Typically, when a person cannot hear a difference between a voiceless stop and a voiced stop, as pronounced according to IPA principles, that is because the voiceless stop is unaspirated, and the person listening is a speaker of English. In English, syllable-initial pre-stress /p,t,k/ are aspirated. Furthermore, voiced stops in that position are not fully voiced and for many speakers are actually unvoiced. So a phonetic transcription of "pin" would be [pʰɪn], and "bin" would be [pɪn]. The consonants in those performances are not pronounced as English consonants.

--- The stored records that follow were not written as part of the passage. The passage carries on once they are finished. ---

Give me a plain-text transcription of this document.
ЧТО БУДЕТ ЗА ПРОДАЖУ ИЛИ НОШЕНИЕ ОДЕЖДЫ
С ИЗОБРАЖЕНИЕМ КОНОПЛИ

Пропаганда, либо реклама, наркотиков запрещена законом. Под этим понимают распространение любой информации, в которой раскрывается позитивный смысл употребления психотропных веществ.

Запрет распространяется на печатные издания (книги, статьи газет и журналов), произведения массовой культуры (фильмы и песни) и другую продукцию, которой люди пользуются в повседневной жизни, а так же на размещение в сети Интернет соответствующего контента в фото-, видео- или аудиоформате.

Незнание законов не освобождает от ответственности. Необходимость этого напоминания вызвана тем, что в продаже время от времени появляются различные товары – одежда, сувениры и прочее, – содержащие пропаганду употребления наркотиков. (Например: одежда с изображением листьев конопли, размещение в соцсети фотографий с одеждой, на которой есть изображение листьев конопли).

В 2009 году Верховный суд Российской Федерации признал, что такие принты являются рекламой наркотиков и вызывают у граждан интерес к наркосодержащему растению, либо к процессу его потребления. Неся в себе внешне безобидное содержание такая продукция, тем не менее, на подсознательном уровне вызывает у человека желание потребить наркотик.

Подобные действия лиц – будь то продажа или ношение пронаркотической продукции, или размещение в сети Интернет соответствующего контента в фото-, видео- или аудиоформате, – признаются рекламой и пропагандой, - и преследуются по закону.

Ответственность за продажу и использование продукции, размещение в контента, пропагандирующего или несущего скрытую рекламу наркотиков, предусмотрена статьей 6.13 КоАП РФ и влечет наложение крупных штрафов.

If you try to hear those sounds "conceptually", that is by categorizing the sound as "p" or "b", and your reference point is English, what you are hearing is not English "p" or "b", and they both sound close enough to "b" that you think they are the same, namely "b". An alternative approach would be to compare that IPA performance of p vs. b and ask, do these really sound exactly alike? I would also suggest using this chart or this chart, which are performed by acknowledged phonetic experts. If you absolutely can't hear any difference in [ata] and [ada], that's an interesting problem – usually people can hear that they are different, the problem is just how to classify what you hear.
Speakers of other languages have different experiences. For example, speakers of Hindi typically have no problem getting the distinction since their language has unaspirated and fully voiced stops.